COLUMBUS, Ohio — Regenerative agriculture aims to better the environment and there are a number of ways farmers attempt to practice that philosophy.
Spectrum News 1 agriculture expert Andy Vance said the most valuable asset farmers have is the land itself.
"Doing practices that maybe add soil carbon back into the land, rebuild some of the topsoil, take better care of the waterways and that natural resource; those are all good things for the farmer both philosophically, but also in terms of profitability," Vance said.
Vance also said there is no universally accepted definition for regenerative agriculture.
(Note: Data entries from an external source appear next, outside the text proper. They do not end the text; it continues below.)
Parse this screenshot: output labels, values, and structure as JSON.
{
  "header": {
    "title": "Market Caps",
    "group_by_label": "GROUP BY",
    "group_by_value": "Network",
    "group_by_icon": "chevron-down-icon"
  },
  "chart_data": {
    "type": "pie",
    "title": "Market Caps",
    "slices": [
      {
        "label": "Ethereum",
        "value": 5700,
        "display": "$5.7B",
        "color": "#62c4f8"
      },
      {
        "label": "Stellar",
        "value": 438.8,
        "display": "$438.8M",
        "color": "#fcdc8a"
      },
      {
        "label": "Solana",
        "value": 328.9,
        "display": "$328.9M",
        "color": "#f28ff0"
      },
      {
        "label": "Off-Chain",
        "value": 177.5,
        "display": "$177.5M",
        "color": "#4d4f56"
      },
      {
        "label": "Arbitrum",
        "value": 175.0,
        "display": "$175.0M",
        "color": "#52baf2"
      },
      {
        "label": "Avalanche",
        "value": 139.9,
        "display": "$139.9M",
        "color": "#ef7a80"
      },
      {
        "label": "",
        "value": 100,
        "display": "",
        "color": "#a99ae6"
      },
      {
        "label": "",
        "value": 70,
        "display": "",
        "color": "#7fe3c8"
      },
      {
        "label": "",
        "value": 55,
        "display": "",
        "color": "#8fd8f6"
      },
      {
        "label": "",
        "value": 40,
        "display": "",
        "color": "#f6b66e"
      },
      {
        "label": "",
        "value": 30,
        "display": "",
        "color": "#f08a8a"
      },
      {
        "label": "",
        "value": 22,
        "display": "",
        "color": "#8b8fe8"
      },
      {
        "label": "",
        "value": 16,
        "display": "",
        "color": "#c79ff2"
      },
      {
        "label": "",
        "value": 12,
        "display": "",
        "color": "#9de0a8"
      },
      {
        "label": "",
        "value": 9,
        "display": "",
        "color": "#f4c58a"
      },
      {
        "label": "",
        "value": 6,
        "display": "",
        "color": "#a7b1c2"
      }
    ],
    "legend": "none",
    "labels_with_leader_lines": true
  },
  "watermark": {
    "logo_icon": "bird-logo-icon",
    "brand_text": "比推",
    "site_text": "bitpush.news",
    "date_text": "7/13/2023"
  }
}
"A lot of times you'll hear that term tossed around almost like a buzzword. In a way, it's an evolution from what we used to call conservation farming where maybe we're just changing tilling practices from old-type plowing to more no-till or limited tillage, so we're disturbing the soil less," he said. "Maybe it's adding cover crops, so you're getting more organic matter back into the soil and protecting the soil from erosion. These are things farmers have done for a long time."
According to the USDA, "soil tillage" is physically turning the soil in order to control weeds and pests. The department also said the process can increase the likelihood of soil erosion and nutrient runoff.
Vance said the cost of implementing regenerative practices varies.
"Some practices, very inexpensive to implement and just require minor changes, but others, like if you're changing tillage systems for example," he said. "If you were someone who used to do a lot of cultivation and now you want to go to no-till, maybe that requires new equipment or different equipment."
The USDA and other agencies may offer incentives to farmers who used regenerative-type practices.